Last month, we heard how scientists at MIT had found a way to shed excess heat in nuclear fusion reactors, something crucial when trying to reach temperatures of millions of degrees Celsius within the confines of a lab.
Now, another MIT team from its Plasma Science and Fusion Center and company Commonwealth Fusion Systems have revealed a breakthrough that they say could make future nuclear fusion energy production faster and cheaper than ever before.
Due to reveal their findings at the American Physical Society Division of Plasma Physics, the researchers described how their new high-temperature superconductors can be used to build magnets that produce stronger magnetic fields than ever before. The researchers plan to use this technology to build magnets at the scale required for fusion, followed by construction of what would be the world’s first fusion experiment to yield a net energy gain.
This fusion experiment is called Sparc, a tokamak fusion device with a configuration similar to many of the other experimental reactors out there already.
Net energy gain – where the reactor produces more energy than is put into it – is the end goal of nuclear fusion, with its advocates promising that such a breakthrough would allow for us to produce near-limitless, clean energy at very little cost.
Operational by 2025?
However, so far, we have been unable to find a way to stably keep the two elements created in the process – deuterium and tritium – from not tearing apart from each other. While this has been overcome when placed in an environment as hot as the sun, achieving a stable plasma with net energy gain has not.
One potential solution to this is to create even stronger magnets that keep the hot ionised gases isolated and insulated from ordinary matter. Even the doubling of the magnetic field of a fusion device could help reduce the cost and size of the reactor by a factor of eight.
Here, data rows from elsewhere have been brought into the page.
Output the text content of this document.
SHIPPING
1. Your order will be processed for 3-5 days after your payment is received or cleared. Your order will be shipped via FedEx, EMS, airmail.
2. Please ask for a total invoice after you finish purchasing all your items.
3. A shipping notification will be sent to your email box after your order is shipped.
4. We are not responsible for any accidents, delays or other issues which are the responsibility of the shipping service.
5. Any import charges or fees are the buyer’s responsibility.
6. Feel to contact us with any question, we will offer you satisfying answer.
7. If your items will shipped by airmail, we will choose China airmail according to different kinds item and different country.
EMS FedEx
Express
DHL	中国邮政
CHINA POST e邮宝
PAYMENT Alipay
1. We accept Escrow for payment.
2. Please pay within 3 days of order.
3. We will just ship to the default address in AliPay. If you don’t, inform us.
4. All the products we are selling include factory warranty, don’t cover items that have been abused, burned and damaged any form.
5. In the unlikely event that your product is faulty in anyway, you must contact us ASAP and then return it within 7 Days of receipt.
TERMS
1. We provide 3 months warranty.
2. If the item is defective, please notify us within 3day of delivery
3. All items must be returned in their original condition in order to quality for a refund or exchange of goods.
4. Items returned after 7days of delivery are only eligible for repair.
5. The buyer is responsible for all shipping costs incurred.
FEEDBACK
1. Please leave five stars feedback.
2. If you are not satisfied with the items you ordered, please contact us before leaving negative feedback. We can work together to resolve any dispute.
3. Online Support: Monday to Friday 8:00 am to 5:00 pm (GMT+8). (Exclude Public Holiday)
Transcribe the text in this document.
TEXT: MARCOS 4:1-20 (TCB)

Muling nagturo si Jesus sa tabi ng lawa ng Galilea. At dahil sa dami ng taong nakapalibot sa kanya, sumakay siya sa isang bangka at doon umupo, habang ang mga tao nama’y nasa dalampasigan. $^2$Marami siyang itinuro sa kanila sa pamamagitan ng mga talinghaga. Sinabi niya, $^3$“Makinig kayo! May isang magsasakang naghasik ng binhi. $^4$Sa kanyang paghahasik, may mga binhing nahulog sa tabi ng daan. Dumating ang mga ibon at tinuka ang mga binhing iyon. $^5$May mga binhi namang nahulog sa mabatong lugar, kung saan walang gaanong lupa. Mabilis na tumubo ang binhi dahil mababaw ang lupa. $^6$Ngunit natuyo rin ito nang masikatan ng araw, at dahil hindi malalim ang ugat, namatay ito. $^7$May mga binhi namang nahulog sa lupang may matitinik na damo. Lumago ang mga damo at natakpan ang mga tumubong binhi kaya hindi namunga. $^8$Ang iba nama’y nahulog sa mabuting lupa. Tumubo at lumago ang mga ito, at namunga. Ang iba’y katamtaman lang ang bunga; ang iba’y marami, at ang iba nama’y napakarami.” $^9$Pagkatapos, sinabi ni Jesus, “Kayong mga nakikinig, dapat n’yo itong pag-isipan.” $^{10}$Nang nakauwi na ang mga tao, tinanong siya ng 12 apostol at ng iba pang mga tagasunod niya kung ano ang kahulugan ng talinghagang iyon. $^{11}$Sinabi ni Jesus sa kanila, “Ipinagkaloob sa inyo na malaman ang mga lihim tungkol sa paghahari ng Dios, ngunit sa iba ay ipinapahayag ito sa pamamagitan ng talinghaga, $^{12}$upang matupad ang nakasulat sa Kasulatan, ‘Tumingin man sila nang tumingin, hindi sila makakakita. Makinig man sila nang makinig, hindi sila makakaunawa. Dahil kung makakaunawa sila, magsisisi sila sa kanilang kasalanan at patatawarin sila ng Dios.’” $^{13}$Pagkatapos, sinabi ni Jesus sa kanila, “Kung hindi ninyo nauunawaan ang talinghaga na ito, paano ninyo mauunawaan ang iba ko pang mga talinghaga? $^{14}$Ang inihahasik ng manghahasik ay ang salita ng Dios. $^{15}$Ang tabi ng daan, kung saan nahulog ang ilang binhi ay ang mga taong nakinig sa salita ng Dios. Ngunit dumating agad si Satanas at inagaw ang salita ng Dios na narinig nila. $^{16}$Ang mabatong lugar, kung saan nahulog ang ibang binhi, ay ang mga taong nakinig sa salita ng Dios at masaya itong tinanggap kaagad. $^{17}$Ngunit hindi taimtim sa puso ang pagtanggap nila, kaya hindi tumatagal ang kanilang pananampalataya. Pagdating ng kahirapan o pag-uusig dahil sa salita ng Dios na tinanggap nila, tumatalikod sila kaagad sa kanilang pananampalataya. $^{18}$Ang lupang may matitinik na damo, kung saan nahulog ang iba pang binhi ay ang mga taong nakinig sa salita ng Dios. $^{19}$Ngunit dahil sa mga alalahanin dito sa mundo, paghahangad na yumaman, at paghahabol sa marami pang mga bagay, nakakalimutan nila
So, using superconductors – which allow for a current to pass through them without losing energy – the MIT researchers could facilitate operations at even higher temperatures with the new manufacturing process. This allows for the production of high-temperature superconductors in the form of ‘tapes’ or ‘ribbons’ that make magnets with unprecedented performance.
Unfortunately, it could be a while before this new technology is implemented because the design of these magnets is not suited to existing fusion machines. So, before Sparc is built, the team must find a way to incorporate the technology into the kind of large, strong magnets needed for fusion.
The researchers are working towards the goal of having Sparc operational by 2025, with an output of between 50MW and 100MW.